One of the key contributory factors to the erosion of mental health and the exacerbation of pre-existing mental illnesses is stress. In the modern, digital era where we are constantly connected to the workplace, our social circles and the world, our lives are filled with lots of clutter, noise and competition. There is an information overflow, mounting workloads, increasing expectations from all quarters and an unparalleled pressure to perform. These factors are causing chronic stress and burnout.

Two questions that boggle modern existence are: How does one manage the increasing levels of stress? How does one improve one’s mental health and quality of life?

Alcohol and Mental Health: The Vicious Cycle

Since alcohol has been a part of human society and civilization for time immemorial, we do not consider it to be a drug. In our quest to cope with daily stresses, escape emotions, relax, induce sleep and so on, we often turn to alcohol.

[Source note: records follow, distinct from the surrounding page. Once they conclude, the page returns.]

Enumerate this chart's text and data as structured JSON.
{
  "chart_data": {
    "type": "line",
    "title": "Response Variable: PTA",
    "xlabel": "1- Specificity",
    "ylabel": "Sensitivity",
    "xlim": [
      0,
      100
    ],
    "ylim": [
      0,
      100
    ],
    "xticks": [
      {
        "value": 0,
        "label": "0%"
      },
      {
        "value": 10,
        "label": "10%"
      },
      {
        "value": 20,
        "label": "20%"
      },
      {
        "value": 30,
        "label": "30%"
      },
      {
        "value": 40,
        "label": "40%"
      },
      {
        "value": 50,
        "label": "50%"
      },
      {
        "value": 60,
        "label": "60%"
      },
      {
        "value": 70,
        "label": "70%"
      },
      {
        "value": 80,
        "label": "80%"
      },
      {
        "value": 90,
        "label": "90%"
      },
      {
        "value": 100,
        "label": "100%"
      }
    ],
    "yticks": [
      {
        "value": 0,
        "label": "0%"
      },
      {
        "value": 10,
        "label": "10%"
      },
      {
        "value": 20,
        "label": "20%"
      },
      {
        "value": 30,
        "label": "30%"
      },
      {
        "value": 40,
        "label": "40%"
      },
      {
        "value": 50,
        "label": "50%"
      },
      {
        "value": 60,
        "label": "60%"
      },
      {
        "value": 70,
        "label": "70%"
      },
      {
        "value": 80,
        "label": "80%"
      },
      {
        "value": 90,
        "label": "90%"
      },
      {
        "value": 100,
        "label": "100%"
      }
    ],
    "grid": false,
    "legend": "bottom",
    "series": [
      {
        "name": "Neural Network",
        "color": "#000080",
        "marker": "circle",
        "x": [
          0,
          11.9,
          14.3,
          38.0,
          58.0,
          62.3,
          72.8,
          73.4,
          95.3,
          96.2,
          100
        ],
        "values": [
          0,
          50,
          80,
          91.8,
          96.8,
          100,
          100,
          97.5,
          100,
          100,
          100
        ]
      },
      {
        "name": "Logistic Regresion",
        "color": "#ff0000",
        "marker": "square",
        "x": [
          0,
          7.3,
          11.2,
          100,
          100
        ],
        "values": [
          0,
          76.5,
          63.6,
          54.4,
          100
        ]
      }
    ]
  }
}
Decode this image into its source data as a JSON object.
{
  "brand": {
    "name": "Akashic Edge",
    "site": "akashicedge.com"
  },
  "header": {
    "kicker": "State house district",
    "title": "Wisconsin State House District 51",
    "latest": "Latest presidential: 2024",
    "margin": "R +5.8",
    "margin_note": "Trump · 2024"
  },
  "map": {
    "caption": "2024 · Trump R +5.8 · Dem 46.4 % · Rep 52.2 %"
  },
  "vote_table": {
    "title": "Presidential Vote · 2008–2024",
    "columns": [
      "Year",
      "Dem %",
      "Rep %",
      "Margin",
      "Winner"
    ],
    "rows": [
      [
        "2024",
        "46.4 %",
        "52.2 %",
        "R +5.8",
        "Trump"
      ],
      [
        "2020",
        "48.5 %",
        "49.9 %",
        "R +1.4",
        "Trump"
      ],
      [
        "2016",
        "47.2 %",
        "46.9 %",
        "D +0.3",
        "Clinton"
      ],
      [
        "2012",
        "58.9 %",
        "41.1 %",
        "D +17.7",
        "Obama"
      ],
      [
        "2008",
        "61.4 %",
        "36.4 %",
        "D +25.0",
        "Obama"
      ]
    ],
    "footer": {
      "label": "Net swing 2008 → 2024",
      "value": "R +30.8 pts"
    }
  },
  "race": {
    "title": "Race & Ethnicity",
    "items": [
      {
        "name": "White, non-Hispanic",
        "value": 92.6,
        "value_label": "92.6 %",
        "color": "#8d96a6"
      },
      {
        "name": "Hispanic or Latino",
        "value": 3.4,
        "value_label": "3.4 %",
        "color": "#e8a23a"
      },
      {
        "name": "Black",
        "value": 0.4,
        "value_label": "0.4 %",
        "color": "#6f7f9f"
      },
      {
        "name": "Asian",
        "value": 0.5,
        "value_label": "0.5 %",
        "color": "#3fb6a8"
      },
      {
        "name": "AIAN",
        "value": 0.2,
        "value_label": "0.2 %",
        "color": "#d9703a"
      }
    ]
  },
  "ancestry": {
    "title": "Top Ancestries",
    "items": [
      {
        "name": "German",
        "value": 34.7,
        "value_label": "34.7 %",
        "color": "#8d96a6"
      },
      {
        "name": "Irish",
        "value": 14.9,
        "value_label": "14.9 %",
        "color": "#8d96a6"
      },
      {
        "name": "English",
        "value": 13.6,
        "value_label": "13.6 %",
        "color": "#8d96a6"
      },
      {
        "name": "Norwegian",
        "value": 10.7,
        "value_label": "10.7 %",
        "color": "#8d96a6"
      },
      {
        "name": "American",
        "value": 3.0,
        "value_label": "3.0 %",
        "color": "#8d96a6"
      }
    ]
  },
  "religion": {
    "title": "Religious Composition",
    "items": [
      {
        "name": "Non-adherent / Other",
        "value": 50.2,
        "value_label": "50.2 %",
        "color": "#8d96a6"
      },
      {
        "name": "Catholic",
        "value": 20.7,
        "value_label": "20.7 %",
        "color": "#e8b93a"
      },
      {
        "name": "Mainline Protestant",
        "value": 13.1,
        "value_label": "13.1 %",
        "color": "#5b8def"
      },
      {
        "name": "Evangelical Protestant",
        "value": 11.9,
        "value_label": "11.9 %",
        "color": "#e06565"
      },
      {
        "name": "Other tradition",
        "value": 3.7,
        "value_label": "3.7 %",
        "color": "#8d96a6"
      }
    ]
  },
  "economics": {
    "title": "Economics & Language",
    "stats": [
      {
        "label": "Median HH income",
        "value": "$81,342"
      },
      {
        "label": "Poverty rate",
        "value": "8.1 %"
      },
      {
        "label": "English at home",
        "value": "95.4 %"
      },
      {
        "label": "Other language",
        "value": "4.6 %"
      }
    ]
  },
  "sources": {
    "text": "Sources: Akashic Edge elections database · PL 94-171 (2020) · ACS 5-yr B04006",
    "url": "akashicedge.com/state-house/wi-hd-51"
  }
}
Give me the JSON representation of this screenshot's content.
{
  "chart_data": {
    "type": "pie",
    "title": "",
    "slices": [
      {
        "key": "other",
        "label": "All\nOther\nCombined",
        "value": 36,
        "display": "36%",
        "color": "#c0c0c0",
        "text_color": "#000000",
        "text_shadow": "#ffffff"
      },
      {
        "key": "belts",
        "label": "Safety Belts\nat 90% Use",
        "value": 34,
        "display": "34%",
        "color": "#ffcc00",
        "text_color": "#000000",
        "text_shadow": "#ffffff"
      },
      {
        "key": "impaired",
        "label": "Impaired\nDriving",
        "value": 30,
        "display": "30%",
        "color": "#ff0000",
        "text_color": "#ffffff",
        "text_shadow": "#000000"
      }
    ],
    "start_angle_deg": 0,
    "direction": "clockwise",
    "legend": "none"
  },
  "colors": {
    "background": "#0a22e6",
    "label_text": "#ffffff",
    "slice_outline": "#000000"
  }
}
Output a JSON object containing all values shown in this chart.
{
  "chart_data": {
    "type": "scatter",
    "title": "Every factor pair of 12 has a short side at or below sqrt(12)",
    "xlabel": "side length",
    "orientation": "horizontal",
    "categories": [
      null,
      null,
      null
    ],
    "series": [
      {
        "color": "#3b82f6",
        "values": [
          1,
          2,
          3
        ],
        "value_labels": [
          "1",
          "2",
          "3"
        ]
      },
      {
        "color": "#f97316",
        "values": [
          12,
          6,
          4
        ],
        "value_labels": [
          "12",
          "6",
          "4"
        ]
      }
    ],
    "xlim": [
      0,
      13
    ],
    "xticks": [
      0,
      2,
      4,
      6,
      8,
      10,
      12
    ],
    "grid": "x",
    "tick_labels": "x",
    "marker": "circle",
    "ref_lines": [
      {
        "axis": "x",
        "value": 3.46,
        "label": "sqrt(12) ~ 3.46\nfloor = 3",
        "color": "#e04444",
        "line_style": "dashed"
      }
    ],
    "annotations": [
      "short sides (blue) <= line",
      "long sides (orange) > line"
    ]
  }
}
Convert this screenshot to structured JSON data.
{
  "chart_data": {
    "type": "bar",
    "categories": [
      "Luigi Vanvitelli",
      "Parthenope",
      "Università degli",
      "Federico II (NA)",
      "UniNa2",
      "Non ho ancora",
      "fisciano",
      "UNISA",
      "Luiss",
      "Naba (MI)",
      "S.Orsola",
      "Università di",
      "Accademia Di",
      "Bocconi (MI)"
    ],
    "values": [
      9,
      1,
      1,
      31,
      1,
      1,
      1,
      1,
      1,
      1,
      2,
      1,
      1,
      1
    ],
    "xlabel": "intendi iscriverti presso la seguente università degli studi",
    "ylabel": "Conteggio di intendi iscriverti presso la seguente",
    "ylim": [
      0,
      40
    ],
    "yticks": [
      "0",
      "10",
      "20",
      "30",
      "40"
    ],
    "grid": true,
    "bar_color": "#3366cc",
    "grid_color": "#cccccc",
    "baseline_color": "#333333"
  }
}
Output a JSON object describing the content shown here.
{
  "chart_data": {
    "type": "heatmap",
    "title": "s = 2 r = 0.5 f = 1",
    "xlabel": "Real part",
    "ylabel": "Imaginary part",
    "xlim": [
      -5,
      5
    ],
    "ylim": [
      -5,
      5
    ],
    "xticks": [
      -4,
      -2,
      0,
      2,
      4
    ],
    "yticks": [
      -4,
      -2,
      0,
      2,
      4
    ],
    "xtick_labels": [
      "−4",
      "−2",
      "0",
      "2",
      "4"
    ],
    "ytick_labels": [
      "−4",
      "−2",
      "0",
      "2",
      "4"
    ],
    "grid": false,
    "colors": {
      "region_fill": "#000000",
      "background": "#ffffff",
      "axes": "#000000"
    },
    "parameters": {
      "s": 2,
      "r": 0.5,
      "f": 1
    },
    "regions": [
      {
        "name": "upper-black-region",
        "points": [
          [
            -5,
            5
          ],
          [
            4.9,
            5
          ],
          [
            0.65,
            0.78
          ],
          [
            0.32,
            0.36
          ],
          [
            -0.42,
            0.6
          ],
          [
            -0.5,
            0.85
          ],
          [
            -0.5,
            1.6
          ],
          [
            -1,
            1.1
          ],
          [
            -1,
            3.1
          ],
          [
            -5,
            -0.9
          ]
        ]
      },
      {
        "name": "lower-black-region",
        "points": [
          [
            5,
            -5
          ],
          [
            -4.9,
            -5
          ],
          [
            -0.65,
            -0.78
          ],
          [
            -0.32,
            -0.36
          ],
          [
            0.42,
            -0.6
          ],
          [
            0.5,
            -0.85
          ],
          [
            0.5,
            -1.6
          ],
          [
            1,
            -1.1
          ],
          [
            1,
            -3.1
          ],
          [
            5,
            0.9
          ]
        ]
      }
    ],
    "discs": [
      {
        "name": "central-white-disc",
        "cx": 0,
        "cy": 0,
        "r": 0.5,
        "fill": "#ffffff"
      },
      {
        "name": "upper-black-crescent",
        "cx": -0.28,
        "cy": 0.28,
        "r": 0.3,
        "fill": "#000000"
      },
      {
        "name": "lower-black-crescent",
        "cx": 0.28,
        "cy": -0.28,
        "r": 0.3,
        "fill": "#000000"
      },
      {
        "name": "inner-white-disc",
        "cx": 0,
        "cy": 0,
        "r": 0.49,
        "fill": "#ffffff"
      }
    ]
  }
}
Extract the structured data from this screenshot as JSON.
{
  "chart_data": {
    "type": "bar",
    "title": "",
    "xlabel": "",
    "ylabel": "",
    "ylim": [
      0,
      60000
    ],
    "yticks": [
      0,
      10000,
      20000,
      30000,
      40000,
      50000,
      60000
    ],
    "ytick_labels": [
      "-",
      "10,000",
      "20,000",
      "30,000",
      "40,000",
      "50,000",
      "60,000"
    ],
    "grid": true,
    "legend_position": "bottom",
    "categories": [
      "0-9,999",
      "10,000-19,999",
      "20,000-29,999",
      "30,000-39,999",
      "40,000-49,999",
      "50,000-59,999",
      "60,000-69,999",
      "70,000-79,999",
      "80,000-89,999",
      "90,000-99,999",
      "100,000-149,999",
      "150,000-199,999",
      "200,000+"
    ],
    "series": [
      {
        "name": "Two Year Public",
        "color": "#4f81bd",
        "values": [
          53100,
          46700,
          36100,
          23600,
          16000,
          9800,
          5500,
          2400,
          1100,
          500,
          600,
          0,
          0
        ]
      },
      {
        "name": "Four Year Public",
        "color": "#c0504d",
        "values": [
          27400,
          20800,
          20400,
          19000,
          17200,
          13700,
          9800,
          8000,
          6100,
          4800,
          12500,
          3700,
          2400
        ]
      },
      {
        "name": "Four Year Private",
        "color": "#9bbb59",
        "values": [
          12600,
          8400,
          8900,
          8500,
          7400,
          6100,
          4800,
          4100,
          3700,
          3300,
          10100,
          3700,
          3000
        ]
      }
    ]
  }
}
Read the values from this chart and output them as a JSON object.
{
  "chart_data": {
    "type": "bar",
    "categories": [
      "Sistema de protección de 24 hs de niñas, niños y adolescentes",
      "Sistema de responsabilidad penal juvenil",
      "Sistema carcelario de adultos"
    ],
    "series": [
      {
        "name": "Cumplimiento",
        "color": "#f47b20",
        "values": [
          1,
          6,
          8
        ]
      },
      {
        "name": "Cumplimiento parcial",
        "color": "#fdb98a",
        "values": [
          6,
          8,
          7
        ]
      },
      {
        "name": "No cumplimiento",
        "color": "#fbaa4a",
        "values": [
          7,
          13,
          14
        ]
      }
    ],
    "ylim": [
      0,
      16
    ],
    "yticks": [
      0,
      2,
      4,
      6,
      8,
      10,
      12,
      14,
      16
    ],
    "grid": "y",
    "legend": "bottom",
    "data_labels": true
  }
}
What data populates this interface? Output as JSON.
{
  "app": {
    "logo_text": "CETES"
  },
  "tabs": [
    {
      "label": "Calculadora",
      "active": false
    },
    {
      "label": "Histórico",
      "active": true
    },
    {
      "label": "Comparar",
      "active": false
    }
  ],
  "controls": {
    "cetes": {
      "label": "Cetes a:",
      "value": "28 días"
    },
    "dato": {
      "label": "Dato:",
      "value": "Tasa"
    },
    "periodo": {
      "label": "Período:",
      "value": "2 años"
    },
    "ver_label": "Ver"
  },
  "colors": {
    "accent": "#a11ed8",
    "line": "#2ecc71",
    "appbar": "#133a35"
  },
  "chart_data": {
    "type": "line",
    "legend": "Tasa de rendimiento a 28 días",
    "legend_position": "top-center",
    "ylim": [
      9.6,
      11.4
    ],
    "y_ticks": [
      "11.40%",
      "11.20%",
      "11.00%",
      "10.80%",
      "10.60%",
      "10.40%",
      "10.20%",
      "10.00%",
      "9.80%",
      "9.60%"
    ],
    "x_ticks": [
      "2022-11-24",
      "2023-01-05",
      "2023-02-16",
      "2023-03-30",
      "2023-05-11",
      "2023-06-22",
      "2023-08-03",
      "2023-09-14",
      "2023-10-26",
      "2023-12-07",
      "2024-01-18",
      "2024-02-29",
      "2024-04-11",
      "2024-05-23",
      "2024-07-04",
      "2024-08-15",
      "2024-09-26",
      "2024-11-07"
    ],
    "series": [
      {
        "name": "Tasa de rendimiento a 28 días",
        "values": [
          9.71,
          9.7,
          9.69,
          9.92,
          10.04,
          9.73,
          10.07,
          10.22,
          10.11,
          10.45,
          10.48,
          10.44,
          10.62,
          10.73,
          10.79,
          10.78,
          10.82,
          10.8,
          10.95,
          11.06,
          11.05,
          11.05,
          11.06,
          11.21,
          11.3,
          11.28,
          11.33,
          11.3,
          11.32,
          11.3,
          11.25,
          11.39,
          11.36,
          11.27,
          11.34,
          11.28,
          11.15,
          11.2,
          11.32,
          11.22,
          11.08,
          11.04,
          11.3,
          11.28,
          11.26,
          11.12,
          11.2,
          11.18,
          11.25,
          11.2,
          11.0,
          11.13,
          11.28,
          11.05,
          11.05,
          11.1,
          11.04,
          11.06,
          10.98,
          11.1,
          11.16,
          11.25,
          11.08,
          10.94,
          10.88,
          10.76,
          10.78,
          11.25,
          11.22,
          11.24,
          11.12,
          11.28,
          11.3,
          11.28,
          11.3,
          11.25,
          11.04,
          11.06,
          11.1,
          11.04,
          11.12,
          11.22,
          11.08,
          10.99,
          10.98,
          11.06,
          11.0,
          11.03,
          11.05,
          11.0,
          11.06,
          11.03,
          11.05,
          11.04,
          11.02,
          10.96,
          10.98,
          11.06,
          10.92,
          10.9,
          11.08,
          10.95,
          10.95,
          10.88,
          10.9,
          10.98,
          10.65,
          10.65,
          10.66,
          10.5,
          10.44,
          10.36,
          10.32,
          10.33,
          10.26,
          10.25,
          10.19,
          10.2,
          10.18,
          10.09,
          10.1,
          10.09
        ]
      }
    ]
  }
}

Like any other drug, excessive consumption of alcohol leads to poor mental health, often causing psychological problems/ mental illnesses like depression, bipolar disorder, etc. or exacerbates existing mental health issues.

Not just that, it has also been found that those with underlying psychiatric/ psychological issues, diagnosed or not, have a higher propensity to abuse alcohol (and other substances).

What Kinds of Mental Illnesses Are Caused by Alcohol Addiction?

  • Depression
  • Anxiety disorder
  • ADHD
  • Bipolar disorder
  • Borderline Personality Disorder
  • Schizophrenia

Alcohol and Mood

Does alcohol actually ‘lighten’ the mood?

No. Alcohol is a depressant and slows down the central nervous system, changes the chemical makeup of the brain and slows the body down. This, in turn, can alter the mood, energy level, sleep patterns, concentration, behaviour and so on.

While alcohol does help us sleep faster, its regular consumption and abuse lead to poor sleep quality. Alcohol lowers inhibitions and when consumed excessively, it can lead to risky behaviour, impaired decision-making, aggression and even self-harm.

Since it numbs us down and provides us with a way to escape negative/ strong emotions or difficult life situations, it is often the go-to coping mechanism and form of self-medication. However, regular consumption of alcohol for coping and numbing purposes leads to alcohol dependence. This is because of the erosion of serotonin levels in the brain by excessive alcohol, which exacerbates depression/ anxiety/ other mental health problems and necessitates more alcohol to cope with the situation.

Conclusion

Should one not consume alcohol at all? No. Moderation is key. A drink or two on occasions is not bad at all. Relying on alcohol, however, to lighten the mood or go to sleep or cope with difficult circumstances is where the problem lies. There are better and healthier ways to manage stress and mental health issues. For instance, eating a nourishing and balanced diet, talking to friends, meditation, finding balance and exercising, among others. If you think you are alcohol dependent or addicted, you must get professional help.